Haïti s’enfonce dans l’incertitude

Publié le 2021-03-17 | Le Nouvelliste

Ce mercredi 17 mars, la Police nationale d’Haïti a rejoint la liste des institutions en grande défaillance - chacune pour des raisons qui leur sont propre - qui se retrouvent plus faibles au fil des jours.

Des policiers en formation continue et des policiers de tous les corps de la PNH ont manifesté dans les rues contre leur commandement.

La direction générale de l’institution est accusée d’avoir failli à tous ses devoirs après le raid raté du 12 mars à Village-de-Dieu.

La goutte d’eau est survenue après la récupération d’un véhicule blindé que les gangs du Village-de-Dieu avait capturé le week-end écoulé. La parade symbolique du blindé récupéré a mis l’accent sur les cadavres oubliés.

Comment des officiels ont-ils pu récupérer sans coup férir un véhicule et ne pas négocier la restitution des dépouilles des policiers morts au combat au service de la nation ?

Cette nouvelle défaite a provoqué la colère des syndicats de police comme celle des policiers.

Port-au-Prince a été mis sans dessus dessous par des policiers, ce mercredi. Un commissariat a été saccagé. Des prisonniers libérés. Les hauts gradés ont dû se cacher. Et tout le Conseil supérieur de la Police nationale (CSPN) est contraint au silence.
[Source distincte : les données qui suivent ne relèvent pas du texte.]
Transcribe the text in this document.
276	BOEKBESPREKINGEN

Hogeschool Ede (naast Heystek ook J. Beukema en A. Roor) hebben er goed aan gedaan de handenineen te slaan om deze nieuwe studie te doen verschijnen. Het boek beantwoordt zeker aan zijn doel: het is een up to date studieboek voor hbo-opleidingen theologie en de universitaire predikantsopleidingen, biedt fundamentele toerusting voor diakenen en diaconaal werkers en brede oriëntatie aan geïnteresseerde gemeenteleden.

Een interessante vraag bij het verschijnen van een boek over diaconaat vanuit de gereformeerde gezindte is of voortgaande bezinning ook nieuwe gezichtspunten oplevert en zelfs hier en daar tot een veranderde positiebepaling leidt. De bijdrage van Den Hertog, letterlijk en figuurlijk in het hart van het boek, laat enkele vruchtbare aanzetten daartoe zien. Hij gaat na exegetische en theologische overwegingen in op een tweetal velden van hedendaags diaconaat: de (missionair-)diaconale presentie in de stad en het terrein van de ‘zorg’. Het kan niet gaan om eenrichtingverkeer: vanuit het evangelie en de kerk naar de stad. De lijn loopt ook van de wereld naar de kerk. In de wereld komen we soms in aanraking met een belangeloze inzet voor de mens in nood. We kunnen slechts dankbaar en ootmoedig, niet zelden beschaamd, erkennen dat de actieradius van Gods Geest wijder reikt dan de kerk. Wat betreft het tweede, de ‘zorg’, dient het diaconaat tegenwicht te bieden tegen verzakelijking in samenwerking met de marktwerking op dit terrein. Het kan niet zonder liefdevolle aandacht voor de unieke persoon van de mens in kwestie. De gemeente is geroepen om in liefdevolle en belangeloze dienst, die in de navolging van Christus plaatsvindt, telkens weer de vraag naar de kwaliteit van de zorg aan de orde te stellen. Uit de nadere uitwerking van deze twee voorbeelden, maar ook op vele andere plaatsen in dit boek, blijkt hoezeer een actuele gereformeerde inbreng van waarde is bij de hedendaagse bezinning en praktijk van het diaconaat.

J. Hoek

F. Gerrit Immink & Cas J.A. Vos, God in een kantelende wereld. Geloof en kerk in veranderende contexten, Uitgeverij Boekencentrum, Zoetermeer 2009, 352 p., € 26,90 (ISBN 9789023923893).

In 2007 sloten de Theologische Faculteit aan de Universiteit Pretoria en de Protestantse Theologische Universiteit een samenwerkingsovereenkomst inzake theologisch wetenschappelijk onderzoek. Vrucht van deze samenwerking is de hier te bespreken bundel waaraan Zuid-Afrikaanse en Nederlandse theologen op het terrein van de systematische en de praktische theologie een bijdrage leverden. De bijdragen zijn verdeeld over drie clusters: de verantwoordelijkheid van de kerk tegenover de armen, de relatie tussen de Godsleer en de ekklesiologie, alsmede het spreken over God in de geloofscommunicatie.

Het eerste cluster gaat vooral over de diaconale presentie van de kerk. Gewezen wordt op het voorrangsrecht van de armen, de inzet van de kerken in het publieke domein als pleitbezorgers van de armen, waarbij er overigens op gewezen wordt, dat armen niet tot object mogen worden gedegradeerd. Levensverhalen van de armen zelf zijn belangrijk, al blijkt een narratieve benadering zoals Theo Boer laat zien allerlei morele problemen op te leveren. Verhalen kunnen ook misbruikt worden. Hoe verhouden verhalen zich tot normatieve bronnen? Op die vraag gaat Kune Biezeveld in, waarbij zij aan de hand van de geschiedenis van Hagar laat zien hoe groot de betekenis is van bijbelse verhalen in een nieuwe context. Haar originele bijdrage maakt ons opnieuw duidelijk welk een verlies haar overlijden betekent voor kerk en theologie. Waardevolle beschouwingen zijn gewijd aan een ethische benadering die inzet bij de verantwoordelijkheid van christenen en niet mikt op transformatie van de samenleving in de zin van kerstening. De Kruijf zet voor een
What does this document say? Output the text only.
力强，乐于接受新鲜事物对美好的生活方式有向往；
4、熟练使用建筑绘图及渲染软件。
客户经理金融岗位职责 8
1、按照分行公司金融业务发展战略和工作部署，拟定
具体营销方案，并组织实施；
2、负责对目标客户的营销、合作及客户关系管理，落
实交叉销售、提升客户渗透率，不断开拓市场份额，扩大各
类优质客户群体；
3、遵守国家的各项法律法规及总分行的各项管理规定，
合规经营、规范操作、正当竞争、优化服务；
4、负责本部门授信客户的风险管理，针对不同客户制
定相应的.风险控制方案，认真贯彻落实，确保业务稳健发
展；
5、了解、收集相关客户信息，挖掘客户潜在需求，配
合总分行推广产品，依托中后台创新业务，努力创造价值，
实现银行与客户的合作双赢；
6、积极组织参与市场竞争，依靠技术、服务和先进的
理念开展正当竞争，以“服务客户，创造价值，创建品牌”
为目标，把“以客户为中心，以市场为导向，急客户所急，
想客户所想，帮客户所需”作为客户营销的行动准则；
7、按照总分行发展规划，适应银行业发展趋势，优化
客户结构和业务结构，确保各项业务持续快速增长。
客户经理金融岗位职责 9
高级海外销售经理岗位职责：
La très courte prise de parole du directeur général de la PNH, mercredi soir, est arrivée tard et n’a pas abordé tous les points d’ombres des derniers jours ni des dernières heures.
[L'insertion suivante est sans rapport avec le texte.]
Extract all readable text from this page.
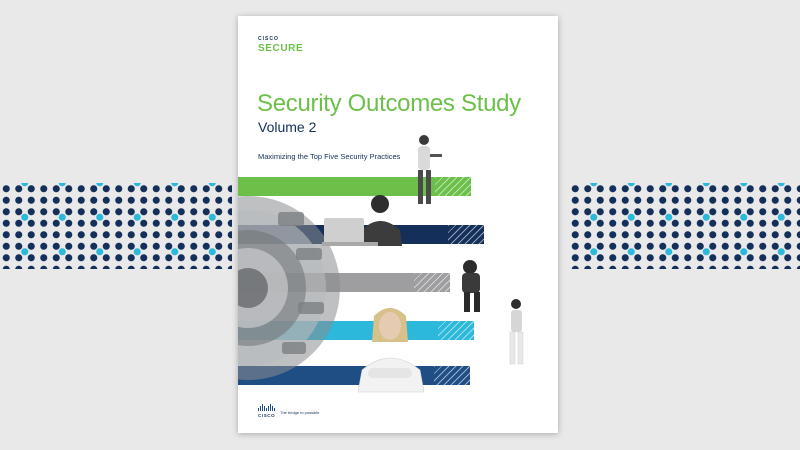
CISCO
SECURE
Security Outcomes Study
Volume 2
Maximizing the Top Five Security Practices
CISCO
The bridge to possible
Après le Parlement, la justice et une multitude de mécanismes de contrôle et d’institutions, c’est la police, les forces de l’ordre qui s’enflamment.
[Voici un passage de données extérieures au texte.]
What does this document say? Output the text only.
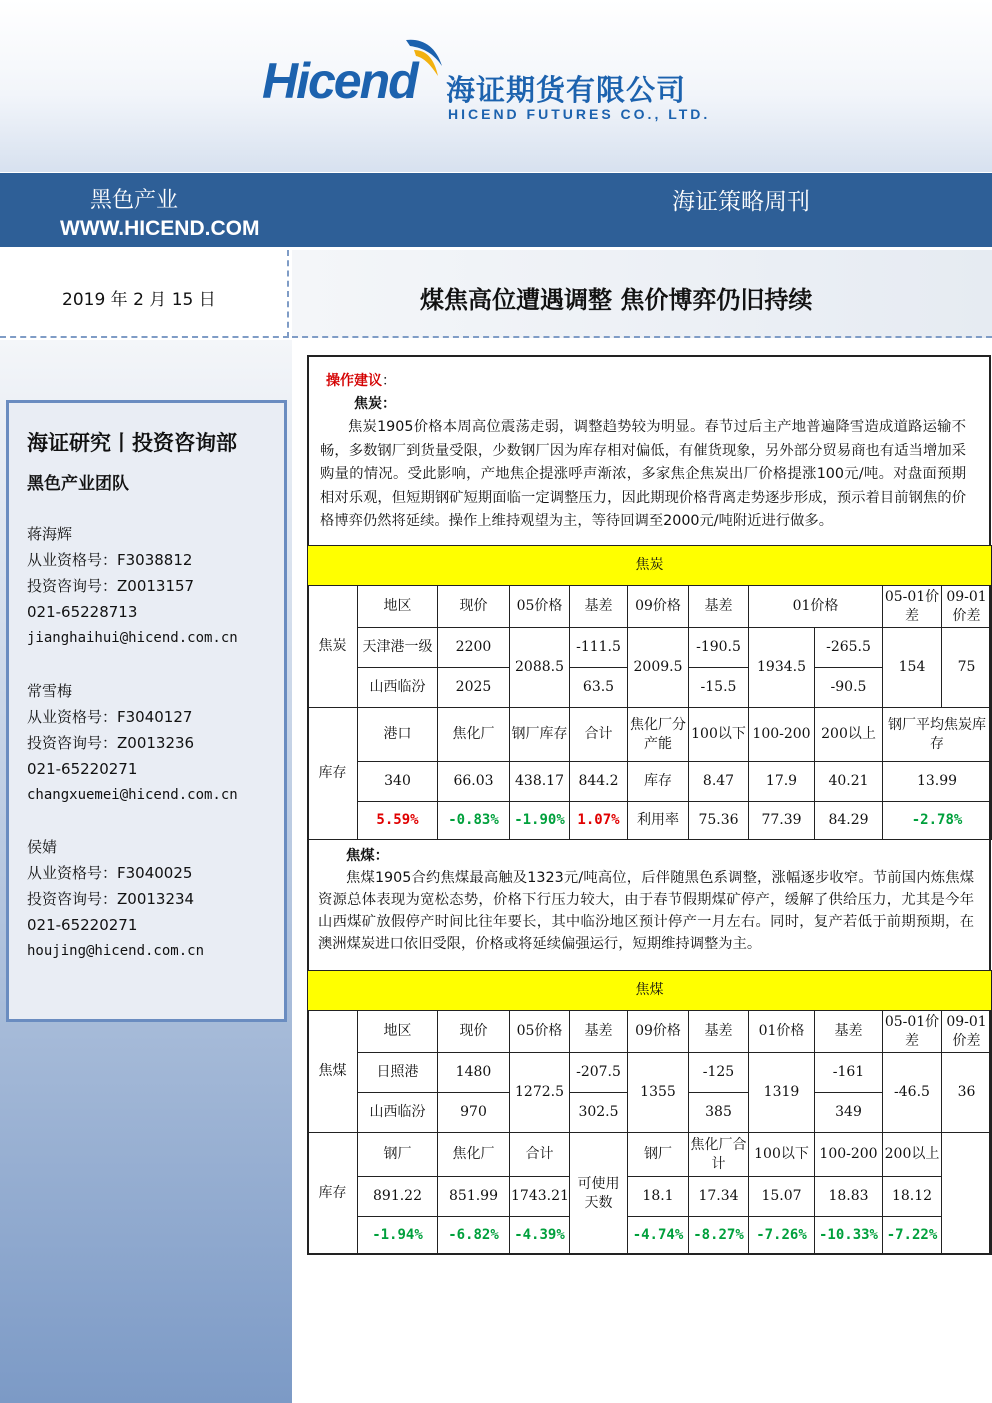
Hicend 海证期货有限公司
HICEND FUTURES CO., LTD.
黑色产业
WWW.HICEND.COM
海证策略周刊
2019 年 2 月 15 日	煤焦高位遭遇调整 焦价博弈仍旧持续
海证研究丨投资咨询部
黑色产业团队
蒋海辉
从业资格号：F3038812
投资咨询号：Z0013157
021-65228713
jianghaihui@hicend.com.cn
常雪梅
从业资格号：F3040127
投资咨询号：Z0013236
021-65220271
changxuemei@hicend.com.cn
侯婧
从业资格号：F3040025
投资咨询号：Z0013234
021-65220271
houjing@hicend.com.cn
操作建议：
焦炭：
焦炭1905价格本周高位震荡走弱，调整趋势较为明显。春节过后主产地普遍降雪造成道路运输不畅，多数钢厂到货量受限，少数钢厂因为库存相对偏低，有催货现象，另外部分贸易商也有适当增加采购量的情况。受此影响，产地焦企提涨呼声渐浓，多家焦企焦炭出厂价格提涨100元/吨。对盘面预期相对乐观，但短期钢矿短期面临一定调整压力，因此期现价格背离走势逐步形成，预示着目前钢焦的价格博弈仍然将延续。操作上维持观望为主，等待回调至2000元/吨附近进行做多。
焦炭										
焦炭	地区	现价	05价格	基差	09价格	基差	01价格		05-01价差	09-01价差
	天津港一级	2200	2088.5	-111.5	2009.5	-190.5	1934.5	-265.5	154	75
	山西临汾	2025		63.5		-15.5		-90.5		
库存	港口	焦化厂	钢厂库存	合计	焦化厂分产能	100以下	100-200	200以上	钢厂平均焦炭库存	
	340	66.03	438.17	844.2	库存	8.47	17.9	40.21	13.99	
	5.59%	-0.83%	-1.90%	1.07%	利用率	75.36	77.39	84.29	-2.78%	
焦煤：
焦煤1905合约焦煤最高触及1323元/吨高位，后伴随黑色系调整，涨幅逐步收窄。节前国内炼焦煤资源总体表现为宽松态势，价格下行压力较大，由于春节假期煤矿停产，缓解了供给压力，尤其是今年山西煤矿放假停产时间比往年要长，其中临汾地区预计停产一月左右。同时，复产若低于前期预期，在澳洲煤炭进口依旧受限，价格或将延续偏强运行，短期维持调整为主。
焦煤										
焦煤	地区	现价	05价格	基差	09价格	基差	01价格	基差	05-01价差	09-01价差
	日照港	1480	1272.5	-207.5	1355	-125	1319	-161	-46.5	36
	山西临汾	970		302.5		385		349		
库存	钢厂	焦化厂	合计	可使用天数	钢厂	焦化厂合计	100以下	100-200	200以上	
	891.22	851.99	1743.21		18.1	17.34	15.07	18.83	18.12	
	-1.94%	-6.82%	-4.39%		-4.74%	-8.27%	-7.26%	-10.33%	-7.22%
Dans le même temps, comme si un monde parallèle existait, le gouvernement décrétait l’état d’urgence pour s’octroyer plus de pouvoirs, plus de moyens, plus de libertés pour faire à sa guise.

Haïti s’installe un peu plus dans l’inconnu, dans la non prévisibilité, dans l’incertitude, ce mercredi.

Dans le même temps, le Conseil permanent de l’Organisation des États Américains adoptait une résolution qui recommande des élections pour cette année. Deux éléments n’ont pas échappé aux observateurs: les mots ont changé, le ton a changé.

On a comme l’impression que de plus en plus les meilleurs amis de l’administration Moïse-Jouthe s’ingénient à lui demander de réaliser des exploits qui ne sont pas dans ses capacités. Les meilleurs amis d’Haïti au sein de la communauté internationale doivent se demander, comme chaque Haïtien, mais où donc l’équipe au pouvoir conduit-elle Haïti ?

La réponse ce mercredi est limpide: vers l’inconnu.